Elma Murray, Interim Chair, Strategic Scrutiny Group and Interim Chair, Accounts Commission
Covid-19 has changed our society and economy in profound ways. The immediate and longer-term impacts of Covid-19 are ever-present, shifting the ways in which we live and dominating the delivery of public services.
The pace of change has been rapid and, in many ways, this is welcome. However that speed also presents risks to public services and the potential for increased exclusion.
Central to providing citizens with ongoing reassurance about how public services are being provided, alongside the approach to rebuilding and renewing those services, will be regulation, inspection and audit by Scotland’s scrutiny bodies.
The Strategic Scrutiny Group (SSG) comprises Scotland’s main public sector scrutiny bodies working across local government, including education, health, social care, housing, fire and justice. Its focus is on delivering efficient and effective, well-coordinated scrutiny that supports improvement in public services. It is organised and chaired by the Accounts Commission.
The work of the SSG must have precision, decision and purpose to ensure we have public services that meet our future needs and increasing demands, and that they are as accessible and inclusive as possible.
This report looks at the ways in which members of the SSG shifted their programme of inspection and audit and looks forwards to how scrutiny will help support our future recovery.
Members of the SSG quickly responded – identifying new ways in which we can continue to carry out the vital role of independent scrutiny, while providing the support needed to secure longer-term recovery and refocused public services. There has also been a shift to closer working across scrutiny bodies by sharing best practice and building on the positive changes in how we work.

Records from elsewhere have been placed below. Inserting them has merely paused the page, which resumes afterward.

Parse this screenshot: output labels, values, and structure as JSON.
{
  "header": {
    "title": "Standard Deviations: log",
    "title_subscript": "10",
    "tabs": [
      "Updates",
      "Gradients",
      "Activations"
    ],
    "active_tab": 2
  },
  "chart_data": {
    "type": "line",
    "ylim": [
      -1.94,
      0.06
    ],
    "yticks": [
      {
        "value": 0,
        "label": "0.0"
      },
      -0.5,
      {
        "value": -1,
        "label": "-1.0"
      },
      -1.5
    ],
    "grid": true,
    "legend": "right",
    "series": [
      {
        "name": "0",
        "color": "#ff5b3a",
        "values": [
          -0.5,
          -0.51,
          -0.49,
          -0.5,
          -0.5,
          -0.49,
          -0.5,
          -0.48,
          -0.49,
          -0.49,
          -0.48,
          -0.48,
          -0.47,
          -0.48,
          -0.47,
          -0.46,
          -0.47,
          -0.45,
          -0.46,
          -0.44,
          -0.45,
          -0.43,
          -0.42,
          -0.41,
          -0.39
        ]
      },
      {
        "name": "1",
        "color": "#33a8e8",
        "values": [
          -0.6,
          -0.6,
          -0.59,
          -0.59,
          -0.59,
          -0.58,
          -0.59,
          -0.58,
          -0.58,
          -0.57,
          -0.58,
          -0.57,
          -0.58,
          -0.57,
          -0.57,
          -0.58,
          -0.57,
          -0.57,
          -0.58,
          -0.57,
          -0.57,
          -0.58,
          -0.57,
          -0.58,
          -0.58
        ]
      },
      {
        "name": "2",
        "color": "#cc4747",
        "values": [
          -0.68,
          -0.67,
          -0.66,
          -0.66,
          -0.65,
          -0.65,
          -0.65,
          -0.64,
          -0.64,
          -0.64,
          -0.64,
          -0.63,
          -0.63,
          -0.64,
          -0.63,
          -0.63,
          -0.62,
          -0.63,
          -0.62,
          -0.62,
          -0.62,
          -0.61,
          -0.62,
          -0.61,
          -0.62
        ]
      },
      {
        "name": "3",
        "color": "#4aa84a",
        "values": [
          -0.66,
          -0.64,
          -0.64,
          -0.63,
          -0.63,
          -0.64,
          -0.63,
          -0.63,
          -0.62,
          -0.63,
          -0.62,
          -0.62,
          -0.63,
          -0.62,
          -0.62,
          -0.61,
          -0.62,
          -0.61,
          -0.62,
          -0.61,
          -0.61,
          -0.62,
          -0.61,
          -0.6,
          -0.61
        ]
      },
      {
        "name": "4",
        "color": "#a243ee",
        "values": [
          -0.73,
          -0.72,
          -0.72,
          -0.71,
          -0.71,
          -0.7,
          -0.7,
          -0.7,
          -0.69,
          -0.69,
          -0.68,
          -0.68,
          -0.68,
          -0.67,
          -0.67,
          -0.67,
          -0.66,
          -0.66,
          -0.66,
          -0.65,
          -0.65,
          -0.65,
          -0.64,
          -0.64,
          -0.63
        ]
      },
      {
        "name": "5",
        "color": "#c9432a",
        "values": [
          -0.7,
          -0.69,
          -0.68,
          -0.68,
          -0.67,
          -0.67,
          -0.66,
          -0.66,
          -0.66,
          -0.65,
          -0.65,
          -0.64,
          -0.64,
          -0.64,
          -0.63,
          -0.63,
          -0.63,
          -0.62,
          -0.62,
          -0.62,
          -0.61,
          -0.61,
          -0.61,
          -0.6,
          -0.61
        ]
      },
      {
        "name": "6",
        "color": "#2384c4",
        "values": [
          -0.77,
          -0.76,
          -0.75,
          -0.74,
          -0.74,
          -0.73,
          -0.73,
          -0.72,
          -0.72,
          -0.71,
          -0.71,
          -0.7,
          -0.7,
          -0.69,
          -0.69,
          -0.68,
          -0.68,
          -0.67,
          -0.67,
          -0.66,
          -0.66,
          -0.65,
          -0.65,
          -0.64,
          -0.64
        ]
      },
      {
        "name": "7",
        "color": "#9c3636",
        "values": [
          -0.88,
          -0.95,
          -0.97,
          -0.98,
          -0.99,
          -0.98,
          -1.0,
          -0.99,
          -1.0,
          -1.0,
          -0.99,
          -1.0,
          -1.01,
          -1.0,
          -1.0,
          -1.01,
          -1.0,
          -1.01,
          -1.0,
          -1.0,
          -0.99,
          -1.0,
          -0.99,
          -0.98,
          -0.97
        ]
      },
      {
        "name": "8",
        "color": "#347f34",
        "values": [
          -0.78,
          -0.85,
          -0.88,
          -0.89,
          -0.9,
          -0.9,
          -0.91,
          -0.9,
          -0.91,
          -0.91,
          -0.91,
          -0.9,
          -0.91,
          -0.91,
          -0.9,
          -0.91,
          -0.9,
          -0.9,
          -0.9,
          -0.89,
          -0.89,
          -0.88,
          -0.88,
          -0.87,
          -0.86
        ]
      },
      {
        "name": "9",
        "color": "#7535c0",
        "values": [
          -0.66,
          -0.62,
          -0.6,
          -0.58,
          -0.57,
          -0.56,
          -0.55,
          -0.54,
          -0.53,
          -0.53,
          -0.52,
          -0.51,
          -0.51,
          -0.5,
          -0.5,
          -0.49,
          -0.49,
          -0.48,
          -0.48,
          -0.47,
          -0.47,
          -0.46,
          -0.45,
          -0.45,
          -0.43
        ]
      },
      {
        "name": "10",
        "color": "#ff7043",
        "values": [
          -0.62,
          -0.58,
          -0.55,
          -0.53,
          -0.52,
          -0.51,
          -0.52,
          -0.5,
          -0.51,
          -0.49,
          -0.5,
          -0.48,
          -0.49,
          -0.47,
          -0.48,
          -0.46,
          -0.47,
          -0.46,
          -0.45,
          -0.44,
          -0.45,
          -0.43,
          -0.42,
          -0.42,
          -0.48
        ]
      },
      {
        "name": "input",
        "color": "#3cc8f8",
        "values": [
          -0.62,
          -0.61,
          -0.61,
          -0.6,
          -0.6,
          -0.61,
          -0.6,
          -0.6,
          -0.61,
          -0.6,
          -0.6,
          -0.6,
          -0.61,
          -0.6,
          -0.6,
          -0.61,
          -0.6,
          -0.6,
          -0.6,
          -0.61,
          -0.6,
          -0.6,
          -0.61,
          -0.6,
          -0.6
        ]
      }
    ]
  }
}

Throughout, the SSG has, and will continue to ensure, that the impact of scrutiny is proportionate, given the pressures on public bodies.
The SSG have identified that pressures on some public services have been amplified and exacerbated because of the impact of Covid-19. Backlogs in accessing NHS treatment, additional pressure on public finances, including social care, and the disproportionate impacts on some groups in our society, including black, Asian and minority ethnic communities and more deprived communities.
And we have looked inward too. Staff have been working long hours, covering for those who become ill and/or need to self-isolate, and they become tired. Alongside this, rapid-decision making has been required, with changes in governance and oversight arrangements.
Now, as we look towards the winter months, there is a clear risk these issues and pressures will increase still further.
Robust, independent scrutiny of our public services matters more than ever. And we need to balance out the need for scrutiny with support to improve public services. But above all, scrutiny is there to support and encourage public services to work together collaboratively in the pursuit of improving the lives of individuals and communities.